Journal of Materials Research and Technology (Jul 2022)
A novel electrode hybrid of N–Ti3C2Tx/C/CuS fabricated using ZIF-67 as an intermediate derivation for superhigh electrochemical properties of supercapacitors
Abstract
The development of high-performance electrode materials with a far-from-enough energy density has still been crucial for the real applications of supercapacitor technology. In this paper, the N-doped and derivatized-carbon-intercalated Ti3C2Tx, abbreviated as N–Ti3C2Tx/C, was firstly fabricated using ZIF-67 as an intermediate precursor. Then N–Ti3C2Tx/C/CuS was prepared by further intercalation with CuS nanoparticles through a room-temperature-in-situ-reaction route. The doped pyridine N and pyrrolic N, together with derivatized carbon, optimized the surface charge distribution of Ti3C2Tx with increased active sites.
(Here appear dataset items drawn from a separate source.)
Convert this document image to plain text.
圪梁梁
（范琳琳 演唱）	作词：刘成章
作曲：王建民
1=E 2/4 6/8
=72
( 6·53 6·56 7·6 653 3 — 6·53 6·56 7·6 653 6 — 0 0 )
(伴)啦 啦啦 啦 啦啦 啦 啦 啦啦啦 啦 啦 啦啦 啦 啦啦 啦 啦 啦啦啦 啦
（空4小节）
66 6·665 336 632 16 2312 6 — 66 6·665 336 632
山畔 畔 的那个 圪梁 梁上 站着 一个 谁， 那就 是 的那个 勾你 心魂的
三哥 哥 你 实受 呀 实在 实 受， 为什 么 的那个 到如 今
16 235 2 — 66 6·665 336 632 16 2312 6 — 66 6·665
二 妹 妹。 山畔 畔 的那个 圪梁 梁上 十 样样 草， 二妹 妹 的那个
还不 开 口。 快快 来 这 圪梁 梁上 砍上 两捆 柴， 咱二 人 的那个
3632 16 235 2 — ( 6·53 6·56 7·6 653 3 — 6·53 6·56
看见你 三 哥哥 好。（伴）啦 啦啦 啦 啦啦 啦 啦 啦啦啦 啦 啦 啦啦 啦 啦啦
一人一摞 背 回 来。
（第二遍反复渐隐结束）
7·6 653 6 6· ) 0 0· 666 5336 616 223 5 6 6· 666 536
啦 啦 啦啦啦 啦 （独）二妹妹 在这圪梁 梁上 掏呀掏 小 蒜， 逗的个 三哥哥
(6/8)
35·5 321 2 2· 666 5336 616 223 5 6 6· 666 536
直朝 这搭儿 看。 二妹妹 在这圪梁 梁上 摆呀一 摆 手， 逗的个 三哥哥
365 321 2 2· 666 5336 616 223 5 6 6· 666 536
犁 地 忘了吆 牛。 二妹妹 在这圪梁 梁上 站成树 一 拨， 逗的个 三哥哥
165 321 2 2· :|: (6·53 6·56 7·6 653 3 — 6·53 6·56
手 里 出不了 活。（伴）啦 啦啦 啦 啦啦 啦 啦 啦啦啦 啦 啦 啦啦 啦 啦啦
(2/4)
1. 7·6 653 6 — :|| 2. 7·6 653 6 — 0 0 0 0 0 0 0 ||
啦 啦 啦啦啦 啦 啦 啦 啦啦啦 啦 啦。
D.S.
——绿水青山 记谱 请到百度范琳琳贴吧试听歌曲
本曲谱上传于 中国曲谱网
In addition, CuS nanoparticles were observed distributed on the surface and between layers of single/multi-layered two-dimensional N–Ti3C2Tx/C nanosheets, forming a heterogeneous three-dimensional structure. Therefore, the specific capacitance of the N–Ti3C2Tx/C/CuS composite at a current density of 1 A g−1 reached 1205.8 F g−1, about 5 times that of N–Ti3C2Tx/C and 2 times of CuS, also much higher than other composite reported in the literature. The energy density and power density of N–Ti3C2Tx/C/CuS, as a symmetric supercapacitor electrode, are 77.22 Wh·kg−1 and 649.54 W kg−1, respectively. More importantly, N–Ti3C2Tx/C/CuS has an excellent stability after 3000 cycles, surpassing that of similar electrode materials reported in literature. This study opens a new direction for enhancing the energy density of supercapacitors with modified electrode materials through a MOF-mediated strategy.